Pohuwato, mimoza.tv – Hampir setahun berlalu sejak laporan dugaan pemerasan oleh Kepala SDN 04 Randangan, I Nyoman Kantun, mencuat ke publik. Namun hingga kini, Dinas Pendidikan Kabupaten Pohuwato belum juga mengambil langkah tegas ataupun memberikan pernyataan resmi terkait kasus yang menyeret dana BOS dan menimbulkan dampak psikologis berat bagi korban.
Dugaan pemerasan ini terjadi pada 6 Januari 2025, saat Siti Norma Petta Solong—mantan operator sekolah—didatangi langsung oleh kepala sekolah bersama bendahara dan guru ke rumahnya. Mereka meminta agar honor kerja selama tiga bulan (Oktober, November, dan Desember 2024) yang sudah diterima Siti dikembalikan, pasca pengunduran dirinya pada 31 Desember 2024.
Siti akhirnya menyerahkan Rp2,5 juta dari total honor Rp3,9 juta, menyisakan Rp1,4 juta yang dianggap sebagai “utang paksa”. Padahal, honor tersebut bersumber dari Dana BOS yang penggunaannya diatur ketat dan tidak dapat ditarik kembali setelah dibayarkan.
Laporan resmi atas tindakan ini telah didaftarkan ke Polres Pohuwato sejak 19 Januari 2025 dengan nomor: STTLP/06.B/I/2025/SPKT/RES-PHWT, dan kini dikabarkan telah masuk dalam tahap gelar perkara. Namun nyaris setahun berlalu, belum ada langkah nyata dari instansi yang menaungi dunia pendidikan tersebut.

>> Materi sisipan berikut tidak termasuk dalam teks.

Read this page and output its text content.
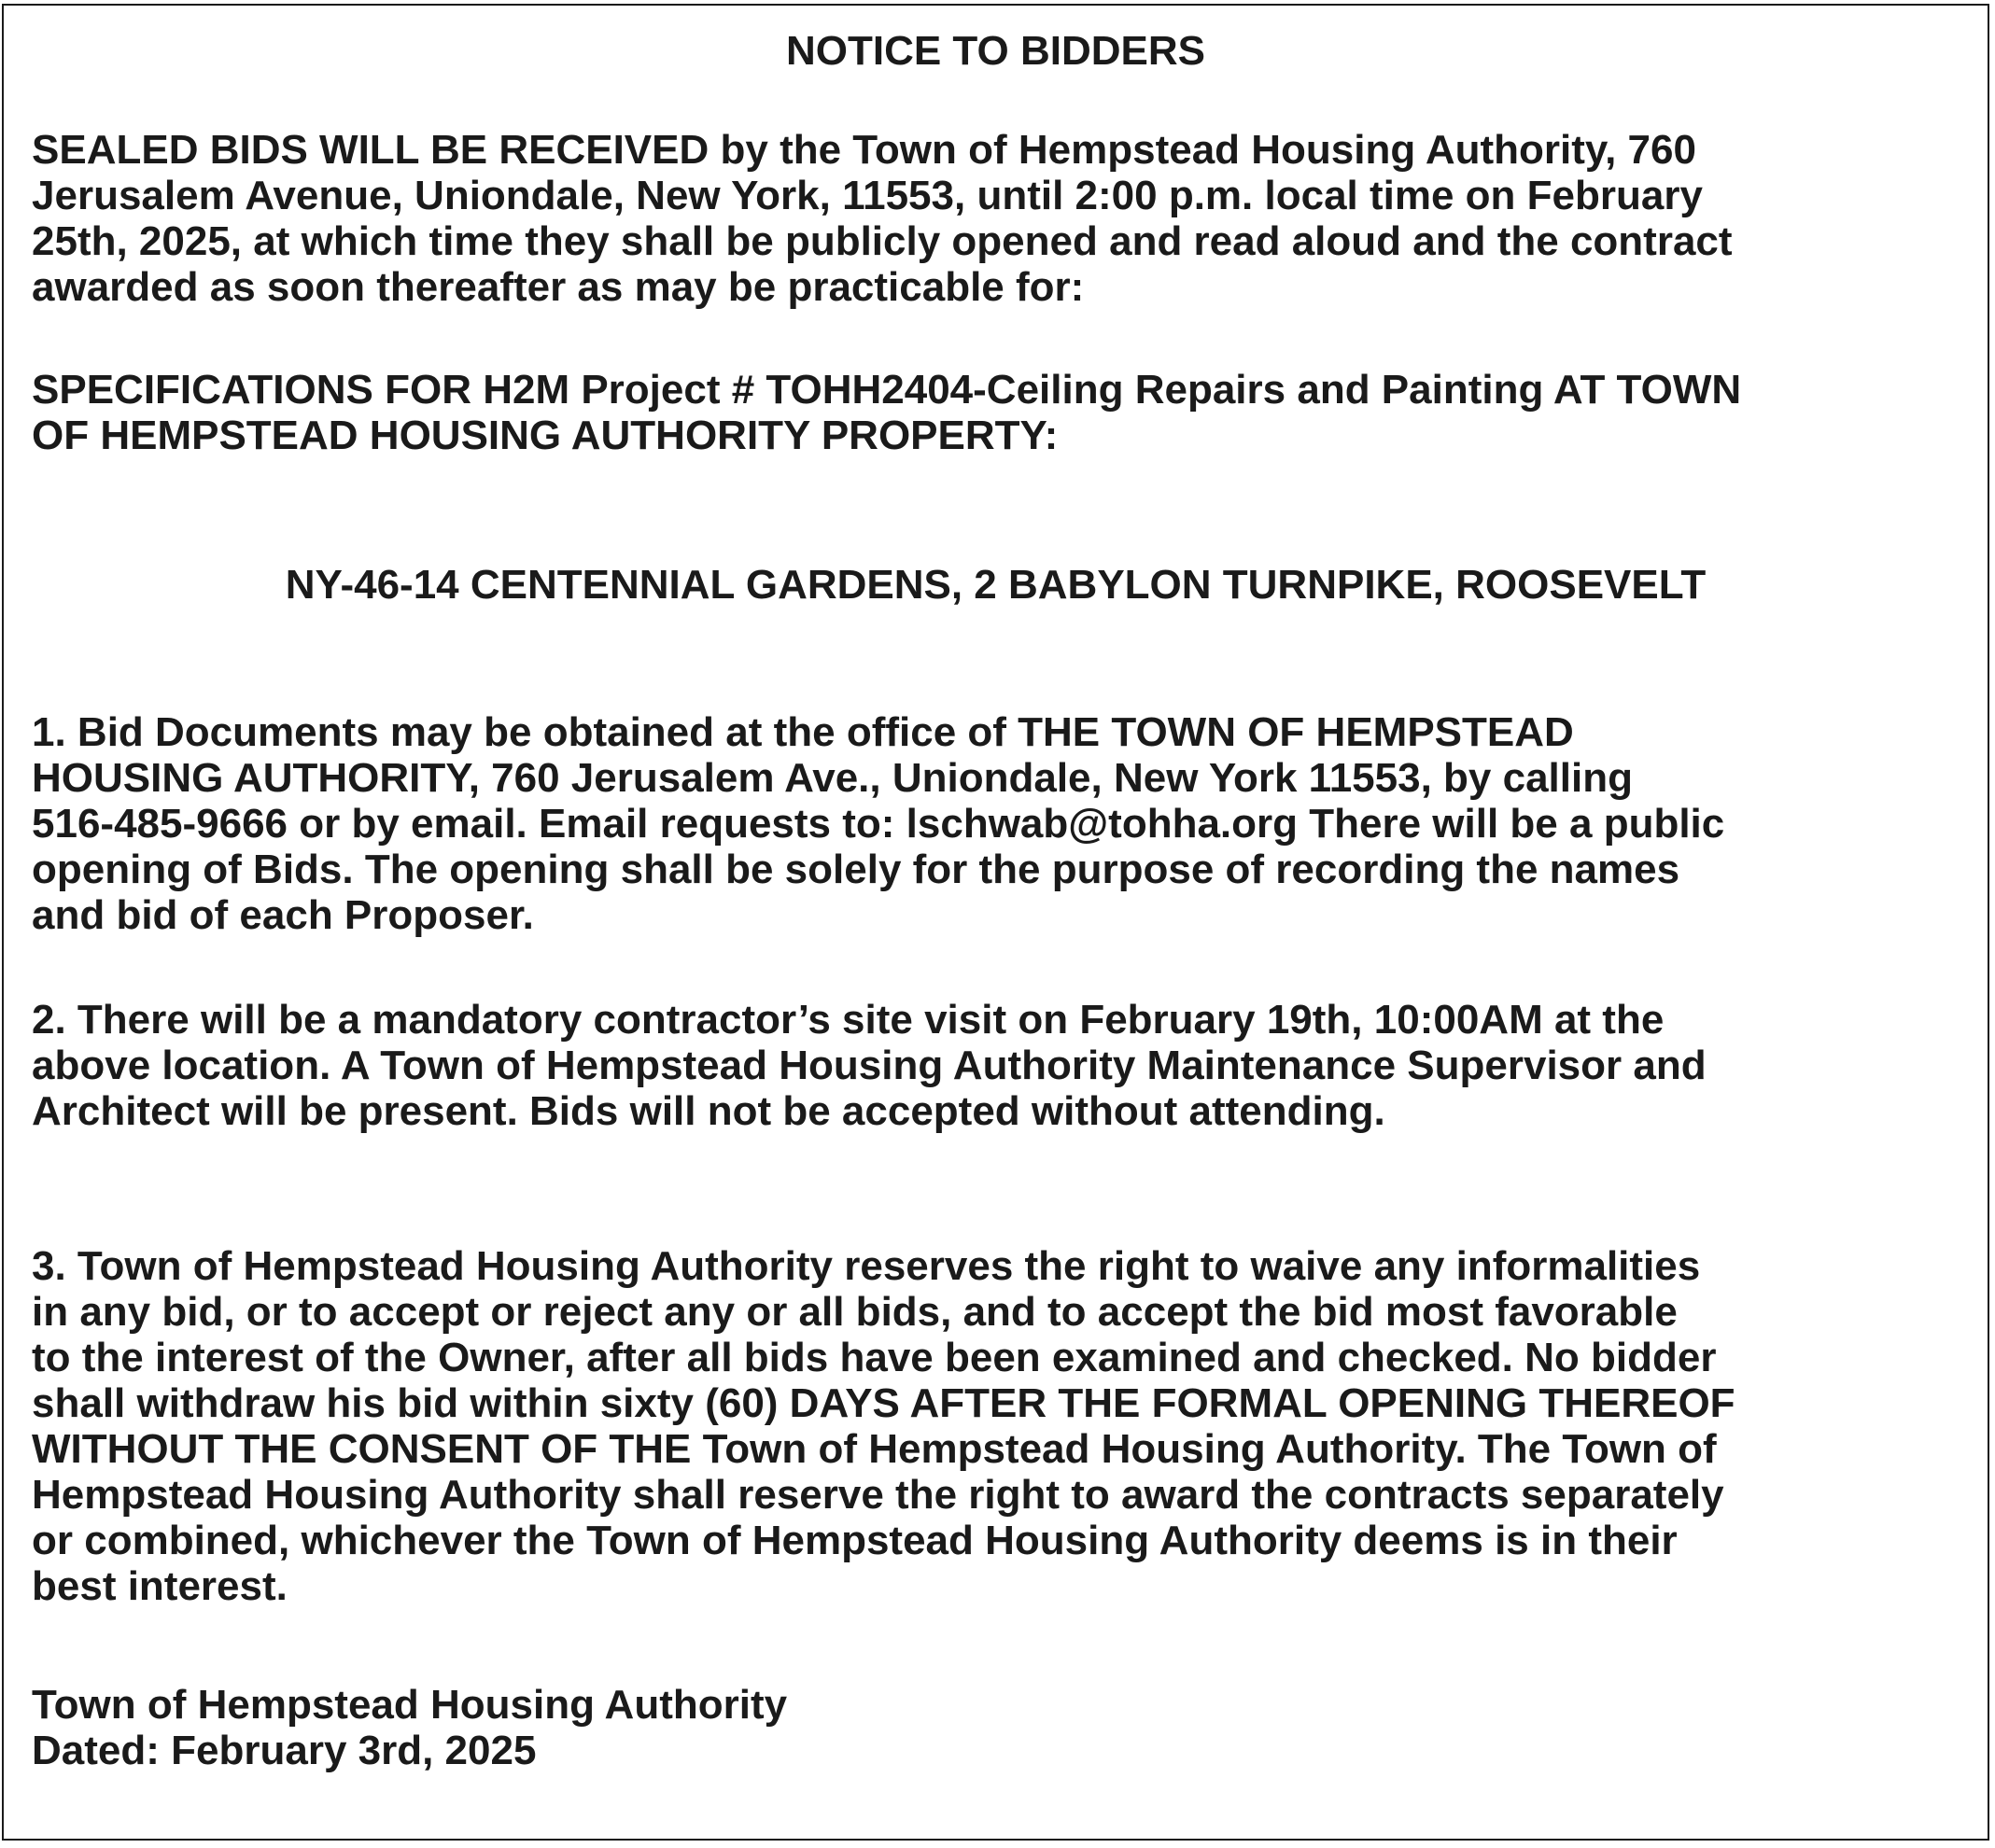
NOTICE TO BIDDERS

SEALED BIDS WILL BE RECEIVED by the Town of Hempstead Housing Authority, 760
Jerusalem Avenue, Uniondale, New York, 11553, until 2:00 p.m. local time on February
25th, 2025, at which time they shall be publicly opened and read aloud and the contract
awarded as soon thereafter as may be practicable for:

SPECIFICATIONS FOR H2M Project # TOHH2404-Ceiling Repairs and Painting AT TOWN
OF HEMPSTEAD HOUSING AUTHORITY PROPERTY:

NY-46-14 CENTENNIAL GARDENS, 2 BABYLON TURNPIKE, ROOSEVELT

1. Bid Documents may be obtained at the office of THE TOWN OF HEMPSTEAD
HOUSING AUTHORITY, 760 Jerusalem Ave., Uniondale, New York 11553, by calling
516-485-9666 or by email. Email requests to: lschwab@tohha.org There will be a public
opening of Bids. The opening shall be solely for the purpose of recording the names
and bid of each Proposer.

2. There will be a mandatory contractor’s site visit on February 19th, 10:00AM at the
above location. A Town of Hempstead Housing Authority Maintenance Supervisor and
Architect will be present. Bids will not be accepted without attending.

3. Town of Hempstead Housing Authority reserves the right to waive any informalities
in any bid, or to accept or reject any or all bids, and to accept the bid most favorable
to the interest of the Owner, after all bids have been examined and checked. No bidder
shall withdraw his bid within sixty (60) DAYS AFTER THE FORMAL OPENING THEREOF
WITHOUT THE CONSENT OF THE Town of Hempstead Housing Authority. The Town of
Hempstead Housing Authority shall reserve the right to award the contracts separately
or combined, whichever the Town of Hempstead Housing Authority deems is in their
best interest.

Town of Hempstead Housing Authority
Dated: February 3rd, 2025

Akibat tekanan yang dialaminya, Siti Norma mengalami gangguan psikologis berat. Ia didiagnosa mengidap gangguan psikosis dan/atau depresi sejak Januari lalu dan hingga kini masih menjalani perawatan intensif di Kabupaten Bone Bolango.

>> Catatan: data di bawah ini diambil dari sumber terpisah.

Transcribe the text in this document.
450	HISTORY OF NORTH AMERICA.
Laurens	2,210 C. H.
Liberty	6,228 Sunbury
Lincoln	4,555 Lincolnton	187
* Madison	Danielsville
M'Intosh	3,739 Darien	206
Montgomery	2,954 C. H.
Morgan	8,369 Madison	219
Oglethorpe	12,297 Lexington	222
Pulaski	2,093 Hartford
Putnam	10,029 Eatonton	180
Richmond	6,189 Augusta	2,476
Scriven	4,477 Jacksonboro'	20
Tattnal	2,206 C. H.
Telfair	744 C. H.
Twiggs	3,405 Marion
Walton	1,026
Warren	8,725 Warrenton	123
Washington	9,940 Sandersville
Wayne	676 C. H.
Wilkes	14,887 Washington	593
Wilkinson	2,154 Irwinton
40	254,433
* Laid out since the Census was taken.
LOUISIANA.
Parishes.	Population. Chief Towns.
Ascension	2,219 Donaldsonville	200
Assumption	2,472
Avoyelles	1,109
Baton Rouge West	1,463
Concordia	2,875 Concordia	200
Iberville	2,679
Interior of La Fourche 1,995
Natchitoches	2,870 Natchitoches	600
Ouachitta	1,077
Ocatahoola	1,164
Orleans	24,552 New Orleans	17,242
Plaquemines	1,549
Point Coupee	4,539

Kakak kandung korban, Dr. Najamuddin Petta Solong, M.Ag., mewakili keluarga, menyesalkan sikap diam Dinas Pendidikan. Ia telah melayangkan laporan kepada instansi tersebut sejak Mei 2025, dan menembuskannya ke Bupati serta DPRD Kabupaten Pohuwato.
“Kami tidak menuntut berlebihan. Hanya ingin agar laporan kami ditanggapi secara serius. Ini bukan semata masalah pribadi, tapi menyangkut penyalahgunaan kekuasaan, dana BOS, dan kehormatan dunia pendidikan,” kata Najamuddin kepada mimoza.tv, Sabtu (26/7/2025).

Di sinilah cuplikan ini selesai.